ProtectUMD, a student-led coalition, released a list of demands to this university to best give back to its marginalized students. Of these 64 demands, instituting an Indigenous studies minor was one of them. That was in 2016. Today, this has still not happened.
In the past, this university had a Native American Studies department. This was in no way a formal minor, though the department worked to pursue the creation of one in early 2011. However, this program seems to have gone dormant, and little to no initiatives have been made since.
This university only offers less than a handful of courses that center on the Indigenous experience, history, literature or culture. If acknowledging the place of the Piscataway people is truly important to this administration, why isn’t this reflected in our academic programs?
A formal minor will allow students and faculty at this university to incite deep acknowledgement, respect and service for the Indigenous lands we are on.
This minor must be service-based, not solely academic, to encourage active community building between the university and the Indigenous communities around it.

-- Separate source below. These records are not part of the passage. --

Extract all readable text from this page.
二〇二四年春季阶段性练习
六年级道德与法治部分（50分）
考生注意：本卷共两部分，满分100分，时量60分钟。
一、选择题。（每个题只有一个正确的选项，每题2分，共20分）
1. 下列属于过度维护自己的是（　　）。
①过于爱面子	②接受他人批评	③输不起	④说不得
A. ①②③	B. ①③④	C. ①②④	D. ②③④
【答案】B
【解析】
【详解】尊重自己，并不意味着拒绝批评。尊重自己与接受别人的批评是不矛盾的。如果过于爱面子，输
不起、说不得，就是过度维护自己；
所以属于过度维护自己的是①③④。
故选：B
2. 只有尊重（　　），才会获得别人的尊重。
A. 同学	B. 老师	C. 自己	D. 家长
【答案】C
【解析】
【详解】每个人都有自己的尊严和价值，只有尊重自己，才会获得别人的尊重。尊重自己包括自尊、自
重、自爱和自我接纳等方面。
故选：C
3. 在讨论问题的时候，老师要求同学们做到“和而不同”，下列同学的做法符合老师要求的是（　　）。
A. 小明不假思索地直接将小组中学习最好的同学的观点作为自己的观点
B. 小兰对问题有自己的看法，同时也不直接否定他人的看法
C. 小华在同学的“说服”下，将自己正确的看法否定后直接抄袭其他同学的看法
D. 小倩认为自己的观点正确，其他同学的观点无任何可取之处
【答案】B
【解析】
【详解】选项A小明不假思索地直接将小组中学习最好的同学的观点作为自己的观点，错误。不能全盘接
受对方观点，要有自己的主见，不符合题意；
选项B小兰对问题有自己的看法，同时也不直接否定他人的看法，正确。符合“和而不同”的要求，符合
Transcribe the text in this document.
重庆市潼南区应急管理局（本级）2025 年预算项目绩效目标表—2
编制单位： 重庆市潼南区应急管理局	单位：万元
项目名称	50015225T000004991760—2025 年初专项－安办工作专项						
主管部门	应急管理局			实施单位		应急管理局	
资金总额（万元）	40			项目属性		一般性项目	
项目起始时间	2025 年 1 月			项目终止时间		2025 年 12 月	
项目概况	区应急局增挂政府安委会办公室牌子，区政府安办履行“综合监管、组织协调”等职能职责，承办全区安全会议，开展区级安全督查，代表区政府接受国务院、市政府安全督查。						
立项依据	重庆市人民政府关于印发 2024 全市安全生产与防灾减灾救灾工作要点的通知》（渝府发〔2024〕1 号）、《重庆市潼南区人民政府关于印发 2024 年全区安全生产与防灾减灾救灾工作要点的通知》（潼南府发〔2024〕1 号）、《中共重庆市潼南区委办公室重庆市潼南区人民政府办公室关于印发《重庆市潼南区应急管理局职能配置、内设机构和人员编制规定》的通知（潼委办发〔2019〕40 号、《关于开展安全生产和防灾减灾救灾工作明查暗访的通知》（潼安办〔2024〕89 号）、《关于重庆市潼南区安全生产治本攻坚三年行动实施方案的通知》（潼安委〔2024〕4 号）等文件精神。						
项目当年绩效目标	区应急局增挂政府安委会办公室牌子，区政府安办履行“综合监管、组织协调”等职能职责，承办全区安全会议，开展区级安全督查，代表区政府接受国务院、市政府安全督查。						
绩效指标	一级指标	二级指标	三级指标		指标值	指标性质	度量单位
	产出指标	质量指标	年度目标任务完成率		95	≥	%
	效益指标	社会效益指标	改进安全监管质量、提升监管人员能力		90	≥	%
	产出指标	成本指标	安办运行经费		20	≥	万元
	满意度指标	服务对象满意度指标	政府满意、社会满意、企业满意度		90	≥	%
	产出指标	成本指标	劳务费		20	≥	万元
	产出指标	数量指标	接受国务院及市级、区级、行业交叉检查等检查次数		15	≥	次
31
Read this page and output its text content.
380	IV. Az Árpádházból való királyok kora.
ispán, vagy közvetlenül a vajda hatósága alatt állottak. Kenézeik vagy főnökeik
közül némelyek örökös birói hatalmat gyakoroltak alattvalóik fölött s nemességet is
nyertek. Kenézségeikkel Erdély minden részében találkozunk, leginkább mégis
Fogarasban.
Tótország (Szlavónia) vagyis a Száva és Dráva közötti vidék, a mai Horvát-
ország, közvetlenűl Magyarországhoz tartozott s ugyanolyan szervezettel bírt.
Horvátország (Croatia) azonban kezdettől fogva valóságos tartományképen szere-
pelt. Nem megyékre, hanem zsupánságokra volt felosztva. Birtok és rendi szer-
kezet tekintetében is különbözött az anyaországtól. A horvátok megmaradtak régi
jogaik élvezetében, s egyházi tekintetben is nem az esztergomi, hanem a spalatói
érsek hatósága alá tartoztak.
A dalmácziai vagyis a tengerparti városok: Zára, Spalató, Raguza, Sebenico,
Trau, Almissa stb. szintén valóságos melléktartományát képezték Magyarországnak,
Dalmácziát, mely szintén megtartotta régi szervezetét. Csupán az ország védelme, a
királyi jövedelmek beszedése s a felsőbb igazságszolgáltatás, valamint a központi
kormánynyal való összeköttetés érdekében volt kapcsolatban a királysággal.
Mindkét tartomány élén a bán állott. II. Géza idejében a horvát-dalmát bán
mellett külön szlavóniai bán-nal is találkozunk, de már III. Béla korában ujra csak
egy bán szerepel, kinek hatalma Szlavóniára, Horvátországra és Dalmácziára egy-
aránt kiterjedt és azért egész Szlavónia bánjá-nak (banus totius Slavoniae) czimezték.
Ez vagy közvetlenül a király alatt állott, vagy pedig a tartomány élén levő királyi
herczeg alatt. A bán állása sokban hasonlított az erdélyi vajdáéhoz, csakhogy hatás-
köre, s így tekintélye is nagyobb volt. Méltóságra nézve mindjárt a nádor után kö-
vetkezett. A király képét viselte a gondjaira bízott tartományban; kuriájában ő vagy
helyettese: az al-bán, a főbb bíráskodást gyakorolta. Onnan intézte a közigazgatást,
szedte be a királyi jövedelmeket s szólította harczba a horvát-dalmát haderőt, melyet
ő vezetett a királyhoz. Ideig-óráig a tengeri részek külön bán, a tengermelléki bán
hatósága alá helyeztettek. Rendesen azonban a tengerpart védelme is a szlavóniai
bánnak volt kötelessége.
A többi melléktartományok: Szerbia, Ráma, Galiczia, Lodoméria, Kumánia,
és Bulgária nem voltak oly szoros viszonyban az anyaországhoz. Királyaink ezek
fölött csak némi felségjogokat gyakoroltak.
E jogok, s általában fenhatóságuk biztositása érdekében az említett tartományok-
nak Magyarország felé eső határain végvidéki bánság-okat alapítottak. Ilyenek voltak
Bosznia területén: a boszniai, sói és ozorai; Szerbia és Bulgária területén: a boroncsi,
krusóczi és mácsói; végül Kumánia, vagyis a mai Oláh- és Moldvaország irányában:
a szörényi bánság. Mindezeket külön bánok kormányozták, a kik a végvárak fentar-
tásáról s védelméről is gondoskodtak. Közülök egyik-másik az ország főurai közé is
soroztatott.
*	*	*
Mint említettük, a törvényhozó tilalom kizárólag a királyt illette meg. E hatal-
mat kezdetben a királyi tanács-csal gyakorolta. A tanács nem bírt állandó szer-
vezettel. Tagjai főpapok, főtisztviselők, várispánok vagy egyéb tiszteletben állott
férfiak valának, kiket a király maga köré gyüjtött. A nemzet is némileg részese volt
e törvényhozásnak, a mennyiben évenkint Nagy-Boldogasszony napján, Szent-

This would encourage greater outreach to community members, and may even encourage or provide better access for more Indigenous students to attend this university.
The lands we occupy should be the center of these programs. This university’s unique relationship with the Piscataway tribe needs to be reflected in this program. The Indigenous studies minor at this university must be crafted around the communities belonging to this land and those we honor through the land acknowledgement.
We partnered with the Piscataway tribe when naming Yahentamitsi Dining Hall, and this university can continue this relationship as we develop the Indigenous studies minor. Inviting community members to engage with students will add to the program’s authenticity.
Furthermore, this university has access to so many resources, from relationships with the Piscataway tribe and Indigenous Elders themselves, to significant proximity to the research teams at the Smithsonian’s National Museum of the American Indian in Washington D.C.
There really is no excuse as to why these programs have not been developed yet.
To kickstart this program, a course on the Piscataway people should be developed and made a general education requirement for all students on the campus. It should be as, if not more, important for the students at this university to know about the stolen land we are upon, than taking UNIV100.
It’s disappointing that such a large public institution as this university doesn’t offer an Indigenous studies program of any sort. An Indigenous studies minor has been years in the making. Time and time again, students have advocated for the minor. It is high time this happens.
Our understanding of our position of being on stolen land has to go above and beyond words of acknowledgement. Acknowledgement must always be coupled with action. That action should be the creation of an Indigenous studies minor.